M. Opper mo216 at newton.cam.ac.uk
Mon Nov 17 04:39:30 EST 1997

Two new papers are now available:

Opper, M and D. Haussler (1997)
"Worst case prediction over sequences under log loss"
in {\em The Mathematics of Information Coding, Extraction
and Distribution}, Springer Verlag,
Edited by G. Cybenko, D. O'Leary and J. Rissanen.

ftp://ftp.cse.ucsc.edu/pub/ml/OHWCpaper.ps   (180K postscript)

Abstract:
We consider the game of sequentially assigning probabilities
to future data based on past observations under logarithmic loss.
We are not making probabilistic assumptions about the generation
of the data, but consider a situation where a
player tries to minimize his loss relative to the loss of
the (with hindsight) best distribution
from a target class for the worst sequence of data.
We give bounds on the minimax regret in terms of the
metric entropies of the target class with respect to
suitable distances between distributions.
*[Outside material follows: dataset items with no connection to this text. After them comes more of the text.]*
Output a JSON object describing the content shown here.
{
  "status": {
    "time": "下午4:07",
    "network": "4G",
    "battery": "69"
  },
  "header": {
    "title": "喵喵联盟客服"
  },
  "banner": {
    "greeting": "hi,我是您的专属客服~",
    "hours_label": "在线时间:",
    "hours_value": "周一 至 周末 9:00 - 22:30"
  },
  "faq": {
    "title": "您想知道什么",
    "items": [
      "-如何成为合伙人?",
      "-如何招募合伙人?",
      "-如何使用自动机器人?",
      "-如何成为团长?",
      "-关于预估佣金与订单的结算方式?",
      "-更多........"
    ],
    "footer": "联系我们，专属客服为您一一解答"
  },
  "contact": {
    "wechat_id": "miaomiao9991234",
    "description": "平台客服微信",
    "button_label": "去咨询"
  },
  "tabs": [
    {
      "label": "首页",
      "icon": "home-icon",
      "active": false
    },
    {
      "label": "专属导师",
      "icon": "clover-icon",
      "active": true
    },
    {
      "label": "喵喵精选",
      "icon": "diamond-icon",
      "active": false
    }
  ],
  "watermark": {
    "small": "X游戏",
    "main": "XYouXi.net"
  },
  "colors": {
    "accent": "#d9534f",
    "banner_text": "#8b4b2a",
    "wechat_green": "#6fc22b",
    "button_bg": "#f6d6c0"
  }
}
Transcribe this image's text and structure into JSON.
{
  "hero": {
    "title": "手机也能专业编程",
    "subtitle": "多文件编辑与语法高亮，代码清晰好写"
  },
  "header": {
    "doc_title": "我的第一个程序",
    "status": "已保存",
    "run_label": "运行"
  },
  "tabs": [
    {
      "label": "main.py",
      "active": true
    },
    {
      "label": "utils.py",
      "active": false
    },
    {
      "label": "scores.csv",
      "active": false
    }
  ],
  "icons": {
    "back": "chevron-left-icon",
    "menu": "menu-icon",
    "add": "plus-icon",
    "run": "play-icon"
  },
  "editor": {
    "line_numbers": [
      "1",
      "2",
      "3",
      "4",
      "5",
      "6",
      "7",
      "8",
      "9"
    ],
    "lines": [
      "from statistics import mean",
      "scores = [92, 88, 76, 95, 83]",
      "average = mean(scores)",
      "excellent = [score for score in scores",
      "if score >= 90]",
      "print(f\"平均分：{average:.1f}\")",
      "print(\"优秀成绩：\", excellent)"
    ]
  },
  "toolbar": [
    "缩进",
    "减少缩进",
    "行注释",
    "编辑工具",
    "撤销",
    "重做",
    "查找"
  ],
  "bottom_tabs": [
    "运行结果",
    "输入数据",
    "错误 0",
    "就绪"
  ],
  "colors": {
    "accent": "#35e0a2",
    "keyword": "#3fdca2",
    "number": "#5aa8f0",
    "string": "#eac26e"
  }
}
D. Haussler and M. Opper (1997)
"Metric Entropy and Minimax Risk in Classification"
{\em Lecture Notes in Computer Science: Studies in Logic
and Computer Science, a selection of essays in honor of Andrzej Ehrenfeucht}
Vol. 1261, 212-235 (1997)
Eds. J. Mycielski, G. Rozenberg and A. Salomaa

ftp://ftp.cse.ucsc.edu/pub/ml/Andrzejpaper.ps (245k postscript)

Abstract:
We apply recent results on the minimax risk in density estimation to the
related problem of pattern classification.
The notion of loss we seek to minimize is an information theoretic
measure of how well we can predict the classification of future examples,
given the classification of previously seen examples. We give an asymptotic
characterization of the minimax risk in terms of the metric entropy
properties of the class of distributions that might be generating
the examples. We then use these results to characterize the minimax
risk in the special case of noisy two-valued classification problems in terms
of the Assouad density and the Vapnik-Chervonenkis dimension.